Comics Ate My Brain

November 15, 2005

Take Your Time

Filed under: Uncategorized — Tom Bondurant @ 1:25 am
If the Chronicles of Narnia all get adapted for film the way The Lion, The Witch & The Wardrobe has, at some point the producers will have to decide the order in which to film them. If memory serves, the fifth book in the series, The Magician’s Nephew, is a prequel taking place a few decades before LW&W. My recent editions of the Narnia books have been re-ordered, apparently in line with C.S. Lewis’ wishes, so that Nephew is #1 and LW&W is #2.

Naturally this brings me to Star Wars, and the opportunity which exists now to watch all six movies in succession. The end of Revenge of the Sith is objectively a downer, but not really, because longtime fans are happy that at last it’s time for the originals. Thus, the reversed order of the movies’ releases makes it impossible for us today to gauge fully the intended emotional impact of Episode IV.

Of course I watched Episode IV not long after finishing ROTS, but I tried to see it through those hypothetical new eyes, which would be making connections from the point of view of the prequels. In that respect it does play out a little differently. At first everything is familiar: there are the droids, still on Bail Organa’s starship, and there’s Anakin/Vader, still in the suit; but hey! that must be Leia, all grown up! Spotting Jawas a few scenes later, the hypothetical viewer might then realize we’re back on Tatooine, and so not far from our first glimpse of Luke.

Thus, Star Wars (the original, that is) still holds some surprises, and some key scenes gain a little weight. Regardless, the tone of Episodes IV-VI is significantly different, and I wonder how much time one should let pass between the end of Episode III and the beginning of Episode IV. Fans of the original trilogy brought 16 years’ worth of expectations to their first viewing of The Phantom Menace. What sort of expectations will those hypothetical viewers of tomorrow bring to Episode IV, having been exposed first to the prequels?

Whatever those expectations are, it’s fairly certain that they won’t have twenty-some years to form — or even the three years us old-schoolers spent stewing over the end of The Empire Strikes Back. I do think a bit of down time — maybe a day, maybe a week — might be in order, just to get one’s imagination flowing about the next installment. It’s nice that the six movies can now be watched over the course of one (very long) day, but I know from personal experience that four in a row is pretty taxing.

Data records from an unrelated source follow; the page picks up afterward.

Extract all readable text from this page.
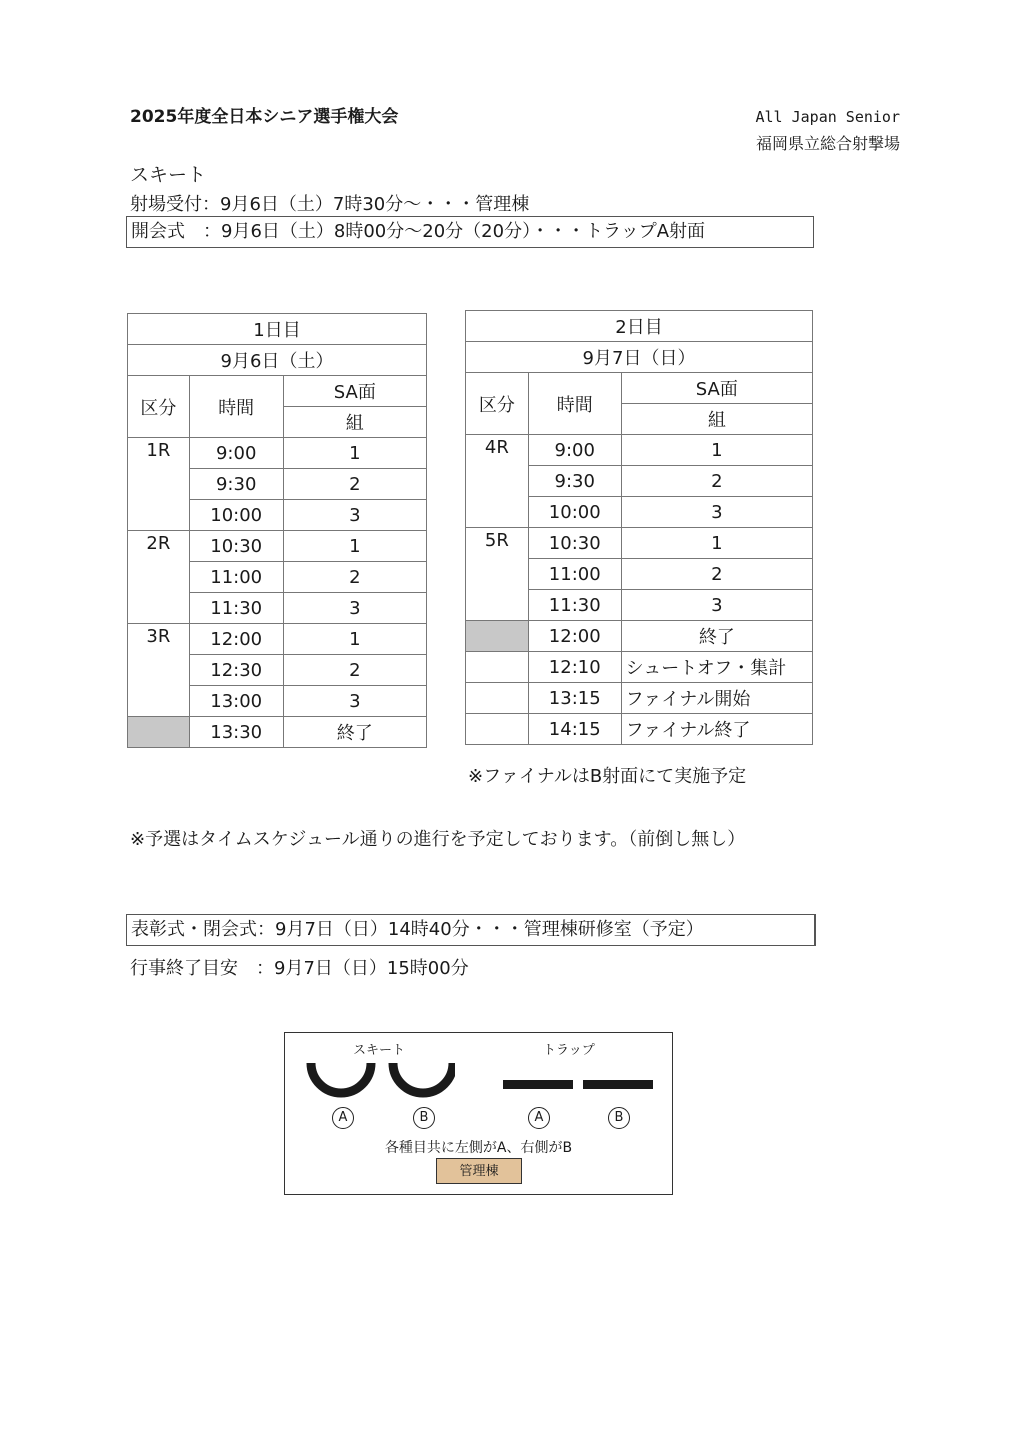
2025年度全日本シニア選手権大会	All Japan Senior
福岡県立総合射撃場
スキート
射場受付：9月6日（土）7時30分～・・・管理棟
開会式　：9月6日（土）8時00分～20分（20分）・・・トラップA射面
1日目		
9月6日（土）		
区分	時間	SA面
		組
1R	9:00	1
	9:30	2
	10:00	3
2R	10:30	1
	11:00	2
	11:30	3
3R	12:00	1
	12:30	2
	13:00	3
	13:30	終了
2日目		
9月7日（日）		
区分	時間	SA面
		組
4R	9:00	1
	9:30	2
	10:00	3
5R	10:30	1
	11:00	2
	11:30	3
	12:00	終了
	12:10	シュートオフ・集計
	13:15	ファイナル開始
	14:15	ファイナル終了
※ファイナルはB射面にて実施予定
※予選はタイムスケジュール通りの進行を予定しております。（前倒し無し）
表彰式・閉会式：9月7日（日）14時40分・・・管理棟研修室（予定）
行事終了目安　：9月7日（日）15時00分
スキート	トラップ
A	B	A	B
各種目共に左側がA、右側がB
管理棟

Back in 1998 the Kentucky Theater showed each of the Special Editions as Saturday matinees over three weeks. That worked out well, and was eminently appropriate considering the films’ serial ancestry. Revenge of the Sith presents an extensive set of cliffhanger endings, with heroes in exile and twin suns setting on a galaxy in turmoil, but as convenient as it is to salve the hurt by popping the originals immediately into the DVD player, arguably that’s not how they were intended to be viewed.

Today the end of Sith plays on the audience’s memories of the originals. Future fans should allow themselves the time to imagine their own second trilogy, just as we imagined our own prequels.